4) Errr... young people will get older - The traditional 16-25 youth sector will become 16-30 as funding programmes and marketers are forced to extend age ranges. This is due to more and more 25-30 year olds delaying making the traditional advances to adulthood (house purchases etc) due to income and a continued lack of employment opportunities yet still requiring support.

5) Education:

  • University entrance numbers will fall as large numbers are continuing to be priced out of accessing higher education and increasing numbers fail to see the benefits against the major levels of debt
  • The number of A’ Levels taken will also fall as students seek a more blended portfolio of qualifications (BTECs, ‘T’ levels in 2020) that gives them access to a variety of career pathways on leaving college

6) Employment - Youth unemployment will continue to rise as employers still fail to embrace Apprenticeships at 16 & 18  when they can employ graduates and ‘older’ workers on low incomes and zero-hours contracts. Also not forgoting the lack of vacancies due to 'intern' opportunities that only exist to people who can afford to work without pay *cough* rich people *cough*.

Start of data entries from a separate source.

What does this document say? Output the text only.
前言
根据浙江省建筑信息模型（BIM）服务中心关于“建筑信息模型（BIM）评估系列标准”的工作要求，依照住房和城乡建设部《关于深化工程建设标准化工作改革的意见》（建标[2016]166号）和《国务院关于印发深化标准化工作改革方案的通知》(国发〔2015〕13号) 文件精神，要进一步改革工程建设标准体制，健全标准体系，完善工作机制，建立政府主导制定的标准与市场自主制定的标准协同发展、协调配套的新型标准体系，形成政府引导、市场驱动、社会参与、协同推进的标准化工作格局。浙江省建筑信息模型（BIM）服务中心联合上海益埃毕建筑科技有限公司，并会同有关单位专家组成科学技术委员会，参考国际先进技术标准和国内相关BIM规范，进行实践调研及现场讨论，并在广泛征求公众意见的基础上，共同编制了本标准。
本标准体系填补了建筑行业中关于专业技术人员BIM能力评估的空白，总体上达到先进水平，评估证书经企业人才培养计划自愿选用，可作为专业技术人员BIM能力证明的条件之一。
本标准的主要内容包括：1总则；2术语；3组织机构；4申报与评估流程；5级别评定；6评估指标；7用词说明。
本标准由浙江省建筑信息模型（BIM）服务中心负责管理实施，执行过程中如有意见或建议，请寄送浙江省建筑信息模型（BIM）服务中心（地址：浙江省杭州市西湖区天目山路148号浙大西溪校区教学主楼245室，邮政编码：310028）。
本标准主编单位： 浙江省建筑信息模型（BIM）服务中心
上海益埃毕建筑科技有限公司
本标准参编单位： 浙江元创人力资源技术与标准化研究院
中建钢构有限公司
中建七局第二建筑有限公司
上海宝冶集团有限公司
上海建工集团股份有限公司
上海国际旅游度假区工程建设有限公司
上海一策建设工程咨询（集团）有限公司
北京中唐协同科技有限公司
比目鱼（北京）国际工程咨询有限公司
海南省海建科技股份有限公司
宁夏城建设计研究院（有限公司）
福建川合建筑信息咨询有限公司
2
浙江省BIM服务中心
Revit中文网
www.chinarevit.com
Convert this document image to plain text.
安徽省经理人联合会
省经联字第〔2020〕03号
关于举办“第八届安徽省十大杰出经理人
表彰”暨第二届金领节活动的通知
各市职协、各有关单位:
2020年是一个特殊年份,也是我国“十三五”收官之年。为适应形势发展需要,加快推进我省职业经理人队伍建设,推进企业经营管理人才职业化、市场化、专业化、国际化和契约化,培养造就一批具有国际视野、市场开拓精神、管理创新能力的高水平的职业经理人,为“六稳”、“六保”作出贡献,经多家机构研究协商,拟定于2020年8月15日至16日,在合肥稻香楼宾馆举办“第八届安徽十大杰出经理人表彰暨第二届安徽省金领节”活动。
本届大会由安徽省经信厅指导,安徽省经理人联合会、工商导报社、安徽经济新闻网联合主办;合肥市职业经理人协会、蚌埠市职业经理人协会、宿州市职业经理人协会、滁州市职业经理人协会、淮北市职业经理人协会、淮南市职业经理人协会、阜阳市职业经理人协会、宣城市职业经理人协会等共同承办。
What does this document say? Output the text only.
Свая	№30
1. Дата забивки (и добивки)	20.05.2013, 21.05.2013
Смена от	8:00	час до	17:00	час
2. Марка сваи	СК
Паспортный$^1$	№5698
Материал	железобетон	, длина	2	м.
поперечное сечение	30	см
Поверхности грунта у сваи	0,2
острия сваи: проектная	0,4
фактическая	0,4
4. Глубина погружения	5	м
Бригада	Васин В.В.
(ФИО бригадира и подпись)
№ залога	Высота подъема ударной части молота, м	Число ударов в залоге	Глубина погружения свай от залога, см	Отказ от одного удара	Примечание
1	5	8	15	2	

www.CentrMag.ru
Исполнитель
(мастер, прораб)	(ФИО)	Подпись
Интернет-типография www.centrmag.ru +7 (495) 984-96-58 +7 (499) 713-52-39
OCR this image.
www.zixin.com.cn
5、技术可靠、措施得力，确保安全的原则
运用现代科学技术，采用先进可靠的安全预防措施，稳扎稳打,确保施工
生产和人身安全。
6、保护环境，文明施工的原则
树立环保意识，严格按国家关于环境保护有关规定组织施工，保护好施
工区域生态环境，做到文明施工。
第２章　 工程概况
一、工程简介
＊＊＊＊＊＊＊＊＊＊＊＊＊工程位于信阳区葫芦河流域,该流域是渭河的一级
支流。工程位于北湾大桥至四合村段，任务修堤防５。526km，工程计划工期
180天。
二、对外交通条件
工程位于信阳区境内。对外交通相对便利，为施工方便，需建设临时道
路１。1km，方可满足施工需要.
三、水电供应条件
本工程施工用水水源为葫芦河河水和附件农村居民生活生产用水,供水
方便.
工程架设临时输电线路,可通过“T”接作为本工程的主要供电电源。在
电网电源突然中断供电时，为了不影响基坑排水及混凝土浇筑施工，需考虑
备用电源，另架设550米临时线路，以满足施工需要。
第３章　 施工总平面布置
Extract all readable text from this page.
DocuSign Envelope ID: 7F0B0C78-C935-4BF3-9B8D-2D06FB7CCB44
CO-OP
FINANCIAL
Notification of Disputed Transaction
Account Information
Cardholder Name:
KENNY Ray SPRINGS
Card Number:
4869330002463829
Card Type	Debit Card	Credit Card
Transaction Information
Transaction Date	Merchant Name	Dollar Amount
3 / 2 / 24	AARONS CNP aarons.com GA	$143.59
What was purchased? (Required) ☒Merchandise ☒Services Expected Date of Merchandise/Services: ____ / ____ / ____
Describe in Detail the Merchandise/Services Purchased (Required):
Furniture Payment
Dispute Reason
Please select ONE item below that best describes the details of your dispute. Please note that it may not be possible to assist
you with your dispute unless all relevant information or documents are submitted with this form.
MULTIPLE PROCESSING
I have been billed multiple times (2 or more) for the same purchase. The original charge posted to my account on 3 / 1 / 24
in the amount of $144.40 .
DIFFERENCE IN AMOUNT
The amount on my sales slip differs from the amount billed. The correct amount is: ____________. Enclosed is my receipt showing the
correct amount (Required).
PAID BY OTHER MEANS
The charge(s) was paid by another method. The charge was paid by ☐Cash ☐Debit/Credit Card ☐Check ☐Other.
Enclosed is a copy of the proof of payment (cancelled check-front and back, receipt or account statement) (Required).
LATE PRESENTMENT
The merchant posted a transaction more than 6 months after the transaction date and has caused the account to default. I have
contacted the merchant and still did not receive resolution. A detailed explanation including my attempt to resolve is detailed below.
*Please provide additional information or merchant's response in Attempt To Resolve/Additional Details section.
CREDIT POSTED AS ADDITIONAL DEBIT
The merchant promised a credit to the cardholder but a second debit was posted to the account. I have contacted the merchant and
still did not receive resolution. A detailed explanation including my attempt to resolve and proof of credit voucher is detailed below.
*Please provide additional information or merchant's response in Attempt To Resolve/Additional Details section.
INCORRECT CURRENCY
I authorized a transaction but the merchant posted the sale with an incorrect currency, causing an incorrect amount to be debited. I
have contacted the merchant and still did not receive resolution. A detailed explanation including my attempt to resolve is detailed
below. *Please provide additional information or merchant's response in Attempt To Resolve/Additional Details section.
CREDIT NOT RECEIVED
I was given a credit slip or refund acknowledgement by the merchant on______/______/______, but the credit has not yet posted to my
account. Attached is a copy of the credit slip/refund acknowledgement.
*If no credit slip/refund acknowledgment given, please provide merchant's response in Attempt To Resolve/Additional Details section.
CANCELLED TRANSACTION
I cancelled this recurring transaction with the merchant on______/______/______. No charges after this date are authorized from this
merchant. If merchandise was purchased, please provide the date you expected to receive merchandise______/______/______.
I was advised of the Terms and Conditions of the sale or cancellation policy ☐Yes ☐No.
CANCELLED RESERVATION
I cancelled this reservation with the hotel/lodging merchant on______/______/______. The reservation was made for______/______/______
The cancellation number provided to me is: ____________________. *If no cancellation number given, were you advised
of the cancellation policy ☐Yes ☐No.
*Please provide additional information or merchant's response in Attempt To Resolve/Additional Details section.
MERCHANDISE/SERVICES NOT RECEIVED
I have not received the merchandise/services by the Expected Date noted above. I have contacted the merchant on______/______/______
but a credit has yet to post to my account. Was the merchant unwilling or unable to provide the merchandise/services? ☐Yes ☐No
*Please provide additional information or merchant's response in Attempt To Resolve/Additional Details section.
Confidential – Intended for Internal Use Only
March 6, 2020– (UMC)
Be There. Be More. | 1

7) Work experience will return – Changes to the Ofsted Framework will force schools and colleges to overhaul the concept of work experience. Work experience is not about sampling a dream job - it should be seen as ‘a process’ that needs to be experienced. This means that it should be about young people learning how to: find a job, make contact with an employer, arrange a couple of days work in the company, turning up on time, looking presentable and doing the job asked to the best of their ability. These are the real work experience skills that young people need and its up to us all to sell the benefits of this and offer the opportunities. 

8) A new category of ‘youth leader’ will rise - As organisations move away from ‘tick box’ engagement – they will see the benefit in empowering individuals, promoting them as a face of their organisation and allowing them to have their own voice. These individuals will drive youth policy, provide unique insight and inspire other young people to become involved. With young people becoming increasingly disillusioned with democracy it is their peers that will convince them to become politically engaged.  

9) Could 2019 see the next summer of love? Twenty years ago - austerity, a lack of opportunities and a non-youth culture friendly government resulted in all night raves, sound-systems, and warehouse parties. 2019 might be more hugs and less drugs – but it would will still send the establishment into melt down. Plus, how much easier will it be to find the party in a world with social media when you don't have to rely on pay-phone answerphone messages!

10) Organisations will get better at engaging with young people - Young people don’t like advertising and many have learnt the skills to ignore it. Direct communication will continue to be the most effective method and the role of influencers will become increasingly important. Whilst the mega-brands have Instagram celebrities offering global reach, but for those with more modest budgets multiple channels exist to reach young people. This will be driven by identifying the key individuals (teachers, peers, parents, ‘celebrities’) that inspire, entertain or influence their specific target groups. From here, the correct channels can be identified, and relevant content created that will encourage young people to engage with a brand, product or service.